Sound quality - not as good as other programs?

This is sound and well reasoned advice. You speak to the virtues of A+ for those using Mac-based systems. For those with Windows-based systems, HQPlayer is the counterpart (although HQP also plays on Macs). I know that Esoteric has done a huge amount of work on its own internal upsampling process and that may be a significant part of your great sound. But for many, if not most, other DACs the ability to upsample to high rate PCM (for Chord DACs and some others) to DSD 256 or 512 (for most other DACS) creates the possibility of using better filtering tools than are used in the DACs themselves. Roon now offers that capability in Roon, but most HQPlayer users feel that the different filter choices afforded in that program best allow us to fine tune the sound of our DACs to their highest level. Like Roon, HQPlayer also seems to benefit from putting its core on a very high powered computer and then using an NAA (network audio appliance) as the simpler, cleaner device connected to the DAC. Because of that neither Roon nor HQPlayer do what A+ does in optimizing computer system processes to reduce noise.
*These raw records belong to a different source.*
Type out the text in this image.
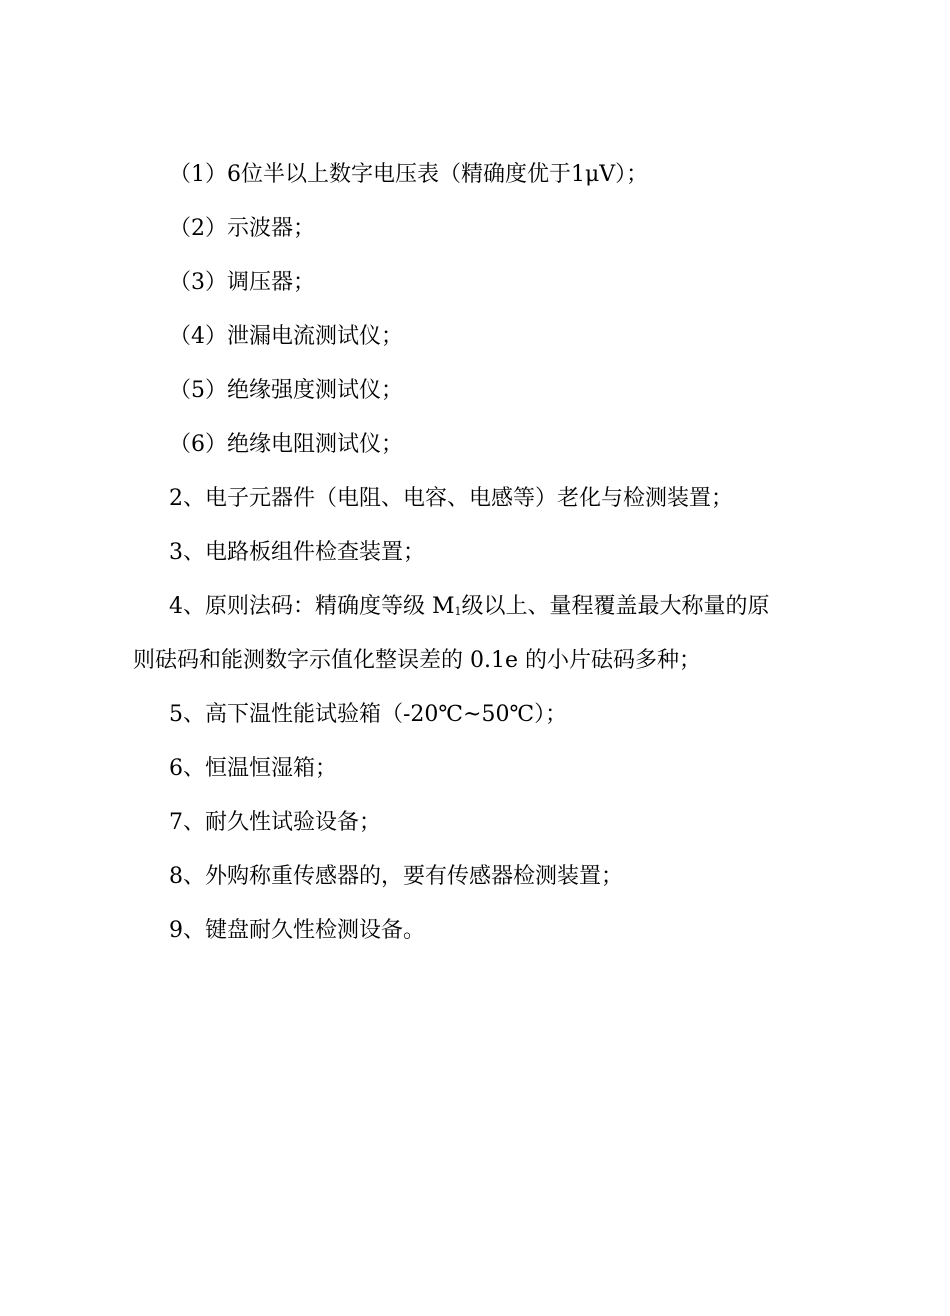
（1）6位半以上数字电压表（精确度优于1μV）；
（2）示波器；
（3）调压器；
（4）泄漏电流测试仪；
（5）绝缘强度测试仪；
（6）绝缘电阻测试仪；
2、电子元器件（电阻、电容、电感等）老化与检测装置；
3、电路板组件检查装置；
4、原则法码：精确度等级 $M_1$级以上、量程覆盖最大称量的原
则砝码和能测数字示值化整误差的 0.1e 的小片砝码多种；
5、高下温性能试验箱（-20℃~50℃）；
6、恒温恒湿箱；
7、耐久性试验设备；
8、外购称重传感器的，要有传感器检测装置；
9、键盘耐久性检测设备。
There are, however, Windows optimizer solutions that some claim do improve sound by reducing system noise even in the main computer.

The other confusion worth addressing is that people confuse upsampling with hi-res original files and assume that the benefits of both can only occur at frequencies near or above 20kHz. That misses the point. Upsampling doesn’t recreate data that wasn’t in the original (say 16/44) file. What it does do is to allow the impact that the D-to-A conversion process has on the original to be moved further away from the audible range (so that any artifacts of that process are well beyond 20kHz) AND it allows the use of filters that introduce less pre-and-post ringing and less destruction of time-correct data than if those filters are applied to a 16/44 file directly. If poor filtering was used in creating the 16/44 file in the first place then much of that damage may already have been done (and that is why some of us buy hi-res original files because they at least imply care in handling in this regard). So the reason that upsampling matters in the audible range between 20Hz and 20kHz is that it prevents (as much as possible) artifacts of the D-to-A conversion process from spilling down into those frequencies.